"Si pudiera ser reelecto, ganaría cómodo. En las últimas semanas, subió 15 puntos de imagen positiva. Está casi en el 60%".
"No hay acuerdo político. Se mantiene la cintura. Hay necesidad y también desconfianza mutua". La lectura pertenece a un funcionario de Schiaretti y alude a la viscosa relación con la Nación. Dice que Schiaretti no se siente obligado a alinearse, pero tampoco será "un provocador". Sobre la fecha de elecciones, el asesor dice que nada es seguro: "Pueden ir juntas, como quieren los Kirchner, o separadas, como prefiere De la Sota. Pero que nadie espere que esa carta, que es clave, la juegue ahora el gobernador. Va a estirar todo lo que pueda la definición. Hasta marzo o abril del año que viene, cuando menos".
Como están las cosas, cerca de Schiaretti creen que será "el gran elector". Apuntan este dato: aunque no sea candidato, con una imagen positiva tan alta, especialmente en la Capital, puede traccionar a favor de los candidatos peronistas. En especial si se decide a encabezar la boleta de diputados nacionales. "José (por De la Sota) tiene un problema menos: con este acuerdo con la Nación se diluyen las críticas que le hicieron a su gestión por la deuda. Quedan sus obras y si se termina con una buena administración peronista, ¿quién va a votar un cambio? ¿Para qué?", razonan.
Mientras tanto, De la Sota trabaja, en las sombras, en su proyecto de poder. "No nos podemos volver a equivocar", dicen que repite, a cada uno de sus interlocutores. Esas palabras las pronuncia en relación al alineamiento nacional del PJ cordobés y en la estrategia para la ciudad, el distrito más difícil. Son muchas las versiones: que aparece un "tapado", que hay internas, que creen inevitable un acuerdo con Olga Riutort para evitar que vuelva a boicotear con una lista paralela.

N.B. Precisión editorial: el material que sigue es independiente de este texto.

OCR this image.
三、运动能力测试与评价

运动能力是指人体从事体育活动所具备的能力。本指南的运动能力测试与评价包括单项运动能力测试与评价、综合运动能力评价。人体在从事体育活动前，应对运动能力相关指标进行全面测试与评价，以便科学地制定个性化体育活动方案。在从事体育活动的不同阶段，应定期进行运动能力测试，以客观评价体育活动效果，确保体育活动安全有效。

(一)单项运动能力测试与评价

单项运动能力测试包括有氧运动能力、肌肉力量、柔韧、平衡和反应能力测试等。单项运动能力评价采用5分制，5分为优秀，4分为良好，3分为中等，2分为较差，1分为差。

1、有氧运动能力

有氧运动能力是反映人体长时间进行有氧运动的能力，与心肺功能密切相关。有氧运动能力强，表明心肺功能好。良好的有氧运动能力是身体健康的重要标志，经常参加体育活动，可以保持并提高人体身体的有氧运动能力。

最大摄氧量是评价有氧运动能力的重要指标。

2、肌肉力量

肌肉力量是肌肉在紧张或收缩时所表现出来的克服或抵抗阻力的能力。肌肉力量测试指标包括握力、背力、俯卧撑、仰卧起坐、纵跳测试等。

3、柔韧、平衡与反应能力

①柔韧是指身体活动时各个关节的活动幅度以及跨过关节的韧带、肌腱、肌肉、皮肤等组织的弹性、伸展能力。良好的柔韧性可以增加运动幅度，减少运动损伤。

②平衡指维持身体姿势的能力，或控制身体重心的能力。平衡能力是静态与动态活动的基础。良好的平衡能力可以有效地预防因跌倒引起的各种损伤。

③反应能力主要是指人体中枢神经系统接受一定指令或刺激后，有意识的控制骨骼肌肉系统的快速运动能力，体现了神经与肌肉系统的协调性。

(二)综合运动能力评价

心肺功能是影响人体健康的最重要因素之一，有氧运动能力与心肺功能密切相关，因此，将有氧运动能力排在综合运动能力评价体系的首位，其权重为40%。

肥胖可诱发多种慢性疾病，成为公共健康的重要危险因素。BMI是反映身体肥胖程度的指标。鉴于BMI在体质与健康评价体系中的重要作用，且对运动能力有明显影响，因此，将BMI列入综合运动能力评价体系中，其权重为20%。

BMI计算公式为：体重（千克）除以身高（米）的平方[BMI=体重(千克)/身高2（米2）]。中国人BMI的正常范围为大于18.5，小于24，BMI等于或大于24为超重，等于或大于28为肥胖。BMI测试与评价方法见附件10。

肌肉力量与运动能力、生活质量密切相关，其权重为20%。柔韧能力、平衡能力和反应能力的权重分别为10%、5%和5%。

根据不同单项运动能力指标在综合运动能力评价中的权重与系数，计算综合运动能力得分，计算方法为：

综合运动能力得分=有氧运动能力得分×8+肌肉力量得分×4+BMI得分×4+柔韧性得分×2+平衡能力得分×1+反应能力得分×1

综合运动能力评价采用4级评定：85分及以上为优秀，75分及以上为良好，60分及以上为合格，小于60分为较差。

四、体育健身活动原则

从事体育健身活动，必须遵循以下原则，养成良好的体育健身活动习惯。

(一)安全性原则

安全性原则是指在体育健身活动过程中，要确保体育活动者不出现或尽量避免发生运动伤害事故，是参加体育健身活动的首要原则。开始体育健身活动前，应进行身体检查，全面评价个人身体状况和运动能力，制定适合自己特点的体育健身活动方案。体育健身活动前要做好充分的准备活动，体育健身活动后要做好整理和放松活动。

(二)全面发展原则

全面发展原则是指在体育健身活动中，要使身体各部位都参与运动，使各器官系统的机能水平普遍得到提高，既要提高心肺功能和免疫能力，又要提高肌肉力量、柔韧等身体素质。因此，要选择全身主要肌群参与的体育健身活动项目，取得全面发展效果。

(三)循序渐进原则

La ciudad, también, es el territorio donde asientan sus ilusiones de triunfo radicales y juecistas: unos por la fuerza de su candidato a intendente, Ramón Mestre; otros por el influjo que creen intacto de su líder y aspirante a gobernador, Luis Juez.
En gran medida, eso no le ayuda a Giacomino: hay demasiado en juego en la Capital.